His Geriatrican did a presentation and said the odds of having dementia is 2% at 65 and doubles every 5 years after that. So at 85, odds of dementia is normally 32% and mom has more than 2 of the health factors such as hypertension, diabetes, high cholestrol, afib, etc.. the risk doubles to 64%. Also her heart attack resulted in her heart functioning at about 50-60%, leading to less blood to the brain.
http://www.rgpeo.com/media/70114/dementia2015 final june 9 2015.pdf

I noticed things like she had had trouble remembering her dates and thus her medication even though they were in blister pack but she would think it is a different day or day of week than it is. I got her an American Lifetime clock from amazon about C$80 this summer but they seem to have gone up to $125 but here is a 2 pack still for $154 and another less expansive clock for from le Cross for her bedroom for about $35

https://www.amazon.ca/PACK-Version-...r=8-17-spons&keywords=american+lifetime&psc=1

https://www.amazon.ca/s/ref=bl_dp_s...75011&field-brandtextbin=LA+CROSSE+TECHNOLOGY

She was dehydrated due to increase in water pill over xmas and her creatinine shot up and she exhibited signs of paranoia against a nice home help that has been working for her for 3 years and who is a nursing student and we had her doctor calling me due to a high creatinine of 250 to adjust her water pill and to rehydrate her. She had similar paranoia from someone in the building who is pretty nice thinking she send some food in a pot and the pot did not come back when she sent in in a bowl and that came back with soup.

Recently I had a friend's daughter who is starting her medical residency but having completed medical school, internship and 1 year of residency already abroad stay with us for a few weeks while she is looking for a flat and mom got into full paranoia mode with her too in addition to challenging behaviour i.e. slapping herself in the face which she learned from Dad who was mid stage alzheimer and vascular dementia who was influenced by his mom who used to hit her head against the wall to control her family.

I used to work and live in London, Paris and Prague for 10 years and distance was one of the reasons I moved back to Canada since my parents were getting in their late 60s and 70 and a friend had trouble flying out to us for 2 days when a parent died. I was able to get home overnight from San Francisco when dad went into surgery for burst gall bladder..

So where does your parents live and how old are they? You can calculate their risk for dementia from their age so you have a ball park figure of risk for dad.

My suggestions are
* 1st try to get your dad a full physical (check for UTI, dehydration or other medical condition that might explain the paranoia via delierium perhaps) and
* get your dad a Moca (montreal cognitive assessment test) or otherwise known as memeory test.
* If you have phone number to neighbours or relatives that see your dad regularly, try to call them and ask if they had noticed any issues recently. They are closer and may have insights or facts you don't have. someone I know whose mom had dementia was notified of the fact by her neighbours.

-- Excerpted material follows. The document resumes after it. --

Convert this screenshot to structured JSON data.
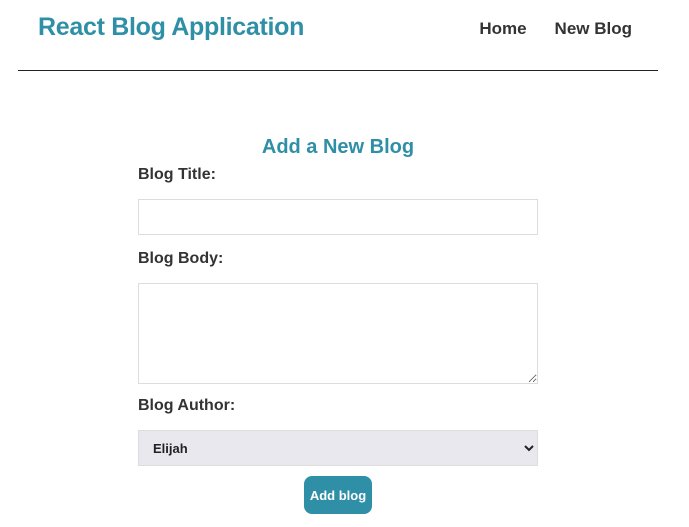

If you have a similar program where you dad lives you can also try to get family doctor or someone to refer to the geriatric program of the city your dad lives.

Does anyone have POA for your dad? In some places doctor would not even talk to you if you do not have POA.
 

Witzend

Registered User
Aug 29, 2007
4,283
0
SW London
Accusing neighbours of stealing things nobody in their right mind would want anyway (manky old wee-stained pedestal mat was just one!). was certainly an early sign in my FiL.
My sister in law had taken it away and burnt it.